We need to calculate the income elasticity of apples. Let:
\[\frac{\%\Delta a}{\%\Delta m} = \displaystyle \cfrac{\left(\frac{a_2-a_1}{a_1}\right)}{\left(\frac{m_2-m_1}{m_1}\right)} = \cfrac{\left(\frac{12-10}{10}\right)}{\left(\frac{80-40}{40}\right)}=\cfrac{\left(\frac{2}{10}\right)}{\left(\frac{40}{40}\right)} = \frac{0.20}{1} = 0.20\]
Apples are a (normal) necessity. For every 1% increase (decrease) in income \((m)\), you will buy 0.20% more (fewer) apples \((a)\).
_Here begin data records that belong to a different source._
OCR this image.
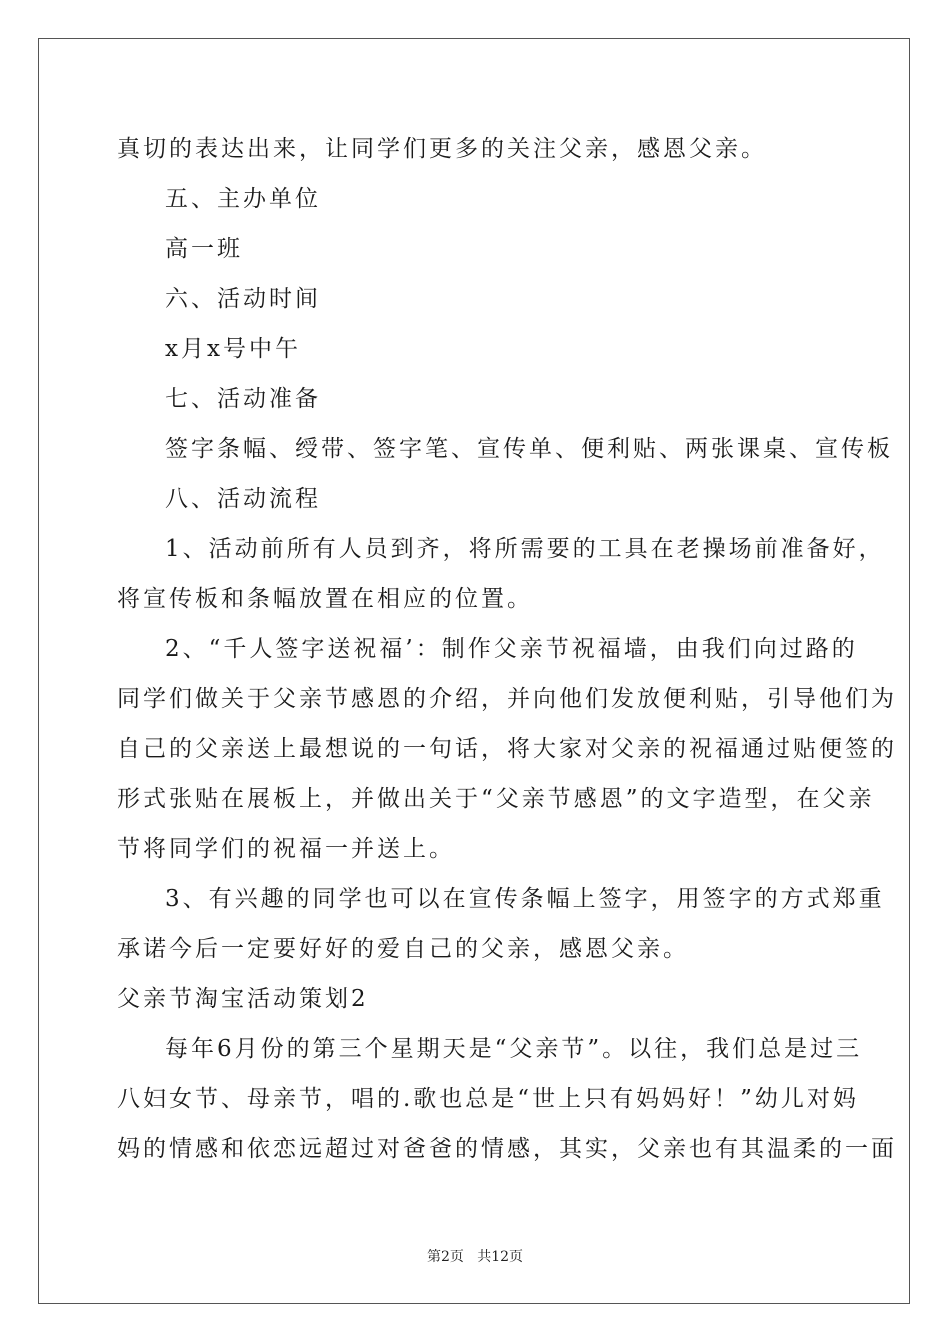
真切的表达出来，让同学们更多的关注父亲，感恩父亲。
五、主办单位
高一班
六、活动时间
x月x号中午
七、活动准备
签字条幅、绶带、签字笔、宣传单、便利贴、两张课桌、宣传板
八、活动流程
1、活动前所有人员到齐，将所需要的工具在老操场前准备好，
将宣传板和条幅放置在相应的位置。
2、“千人签字送祝福’：制作父亲节祝福墙，由我们向过路的
同学们做关于父亲节感恩的介绍，并向他们发放便利贴，引导他们为
自己的父亲送上最想说的一句话，将大家对父亲的祝福通过贴便签的
形式张贴在展板上，并做出关于“父亲节感恩”的文字造型，在父亲
节将同学们的祝福一并送上。
3、有兴趣的同学也可以在宣传条幅上签字，用签字的方式郑重
承诺今后一定要好好的爱自己的父亲，感恩父亲。
父亲节淘宝活动策划2
每年6月份的第三个星期天是“父亲节”。以往，我们总是过三
八妇女节、母亲节，唱的.歌也总是“世上只有妈妈好！”幼儿对妈
妈的情感和依恋远超过对爸爸的情感，其实，父亲也有其温柔的一面
第2页   共12页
We need to calculate the income elasticity of oranges. Let:
\[\frac{\%\Delta o}{\%\Delta m} = \displaystyle \cfrac{\left(\frac{o_2-o_1}{o_1}\right)}{\left(\frac{m_2-m_1}{m_1}\right)} = \cfrac{\left(\frac{6-8}{8}\right)}{\left(\frac{80-40}{40}\right)}=\cfrac{\left(\frac{-2}{8}\right)}{\left(\frac{40}{40}\right)} = \frac{-0.25}{1} = -0.25\]
Oranges are inferior goods. For every 1% increase 9decrease) in income \((m)\), you will buy 0.25% fewer (more) oranges \((o)\).
These goods are complements, because there is an inverse relationship between the consumption of one good and the price of the other.
We need to calculate the cross-price elasticity of these two goods. Let:
\[\frac{\%\Delta c}{\%\Delta p_m} = \displaystyle \cfrac{\left(\frac{c_2-c_1}{c_1}\right)}{\left(\frac{p_{m2}-p_{m1}}{p_{m1}}\right)} = \cfrac{\left(\frac{4-5}{5}\right)}{\left(\frac{4-2}{2}\right)}=\cfrac{\left(\frac{-1}{5}\right)}{\left(\frac{2}{2}\right)} = \frac{-0.20}{1} = -0.20\]
For every 1% increase (decrease) in the price of milk \((p_m)\), you buy 0.20% fewer (more) boxes of cereal \((c)\).